Everyone you meet is fighting a battle you know nothing about.
There was a woman that came into my work for help quite often. She is difficult, combative even. She talks to herself about how crazy you are right in front of you as if she’s talking to an invisible friend who agrees that you suck. She laughs at bizarre and inappropriate times and I’m sure most people are glad to see her leave when she is done in their business or agency. One day, after she started to get to know me, in the middle of a totally unrelated conversation she suddenly looked me straight in the eye and said “You’d be crazy too if 15 guys raped you in the park when you were 12 for looking at them wrong.”
My world will never be the same. I will never look at people the same way. I spent the rest of that week just looking at everyone around me and wondering “If I knew what you’d been through, would I be amazed by you?” The homeless man with the cans, the checkout lady at the store, the family walking in our neighborhood. Everyone was suddenly in vivid color.
It was like the universe knew I had been cracked open and it flooded me with more. There are cycles but at this point I think I’ll always be little broken. Open. I don’t know that I could stop seeing people if I tried.
I started a new series here on The Good Men Project called SnapShots. It’s about those moments when you suddenly see someone in a way you never saw them before.
When I saw that quote tonight I realized that is the essence of the series. That’s what I hope people will see in the stories.

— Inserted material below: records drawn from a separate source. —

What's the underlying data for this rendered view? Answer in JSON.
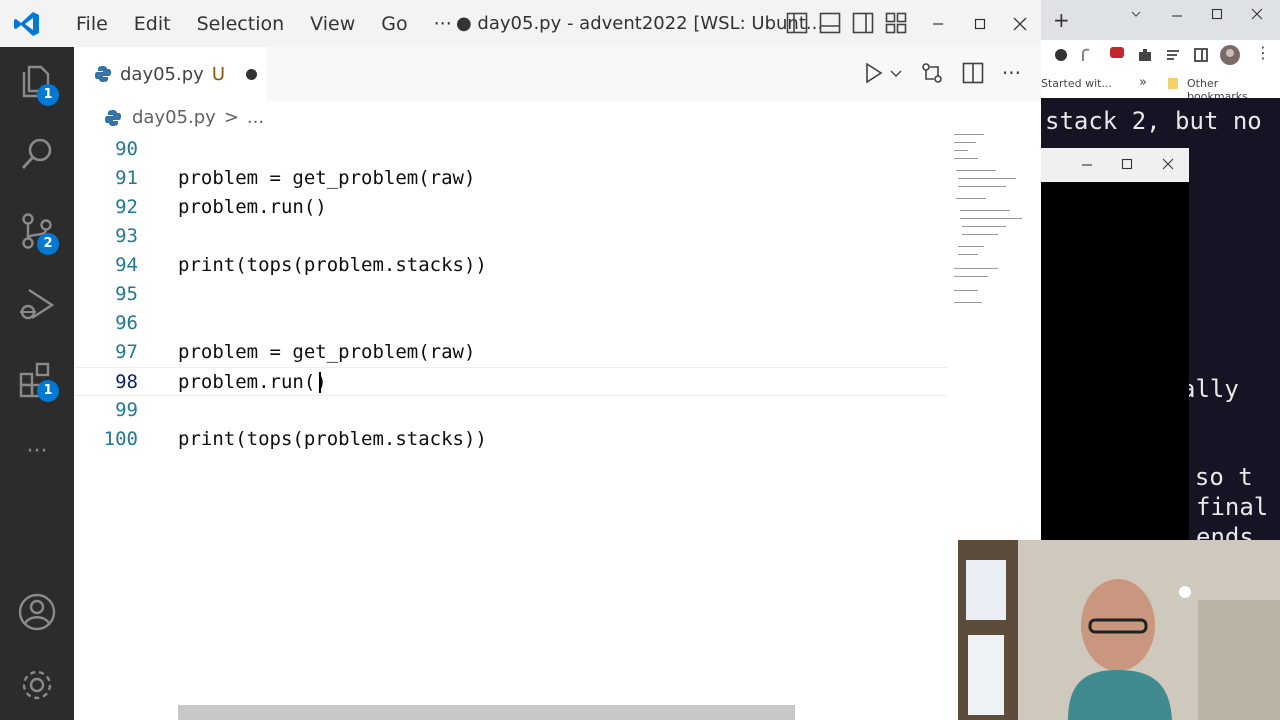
{
  "titlebar": {
    "menu": [
      "File",
      "Edit",
      "Selection",
      "View",
      "Go",
      "···"
    ],
    "title": "● day05.py - advent2022 [WSL: Ubunt..."
  },
  "activity": {
    "explorer_badge": "1",
    "scm_badge": "2",
    "extensions_badge": "1",
    "more": "···"
  },
  "tab": {
    "filename": "day05.py",
    "status": "U"
  },
  "tab_actions": {
    "more": "···"
  },
  "breadcrumb": {
    "file": "day05.py",
    "sep": ">",
    "rest": "..."
  },
  "editor": {
    "lines": [
      {
        "num": "90",
        "code": ""
      },
      {
        "num": "91",
        "code": "problem = get_problem(raw)"
      },
      {
        "num": "92",
        "code": "problem.run()"
      },
      {
        "num": "93",
        "code": ""
      },
      {
        "num": "94",
        "code": "print(tops(problem.stacks))"
      },
      {
        "num": "95",
        "code": ""
      },
      {
        "num": "96",
        "code": ""
      },
      {
        "num": "97",
        "code": "problem = get_problem(raw)"
      },
      {
        "num": "98",
        "code": "problem.run()"
      },
      {
        "num": "99",
        "code": ""
      },
      {
        "num": "100",
        "code": "print(tops(problem.stacks))"
      }
    ]
  },
  "browser": {
    "new_tab": "+",
    "bookmark_left": "Started wit...",
    "bookmark_more": "»",
    "bookmark_other": "Other bookmarks",
    "terminal_lines": [
      "stack 2, but no",
      "ally",
      "n so t",
      "final",
      "ends"
    ]
  },
  "colors": {
    "accent": "#0078d4",
    "activitybar": "#2c2c2c",
    "keyword_fn": "#795e26",
    "line_number": "#237893"
  }
}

I look around and I see so many people living mindlessly and sarcastically. I see beautiful stories with hateful comments and pithy judgments, as if there is a competition of who can be the most smartly cynical and belittling. As if there is a prize for who can cut others down the lowest.
I see this online, I see it in stories of what is happening in the world, I see it at the store. But lately I’ve been spending most of my online time on The Good Men Project. So what I’m seeing is men. I know that women have a reputation among some people as being catty and cruel, but that’s never been my experience. I know that some people believe men are generally jerks or at least insensitive. That has not been my experience either. Until now. Let me be clear, the men around The Good Men Project have been generally thoughtful and respectful to me. It’s other men I see them being jerks to.
What’s up with that?
I mean my brain understands the dynamic that the closer to breaking down society’s stereotypes we get the more freaked out people who have been taught them will be. But, this is supposed to be a safe place for men to express all of the parts of them, most especially the parts of them that most people don’t think about or that society rejects. Being the broken open, hippy dippy, gluten free earth muffin that one of my friends calls me, or maybe being the budding Buddhist I am, I think that when people say rude and hurtful things it’s an indication that they are suffering. Hurt people, hurt people. Some people hurt others, some people hurt themselves but being hurtful is almost always an indication of pain.
Being the optimist I am I believe that we can create safe places. I believe that we can create a safe place at The Good Men Project for men to be authentic and not be put down for not knowing everything or for “being a special snowflake” or for not being *insert stereotype here*.
I know what I’m saying isn’t anything new. I am happily not the first, or even among the first million people to point out that people are struggling in ways we may not see. Nor am I the first to suggest that kindness is the path to a better self, life and world. This article, and these SnapShots are just my little drops in the bucket. If enough of us put our time and our energy and our words toward treating people with kindness and seeing people, eventually the bucket will overflow.
This isn’t about telling anyone what to do, we are all at our own place along our own path. But I want to offer a few thoughts, for everyone. If they feel right take them in, if they don’t obviously leave them be.
For the next 24 hours really look at the people around you. In your family, at your work, in your communities, on the internet, on the news, look at people and take a moment to wonder if they have struggles you’d never guess. Think about how you would treat them if you knew they’d suffered greatly or overcome something huge. Then at the end of the 24 hours think about yourself. You are the one person whose struggles you truly know. If you knew that someone else had gotten through what you have been through, would you be amazed by them?
Try out following a nuanced version of Thumper’s mom’s advice. Instead of trying to only say “nice” things. Try to say only respectful things. You can disagree with someone thoughtfully. You can express a different opinion or even anger without attacking people or cutting them down.
Talk about being kind. In person, online, wherever you are talking to people, talk about kindness. Talk about how hard it is, talk about how good it feels, talk about how the world needs it in small and giant ways.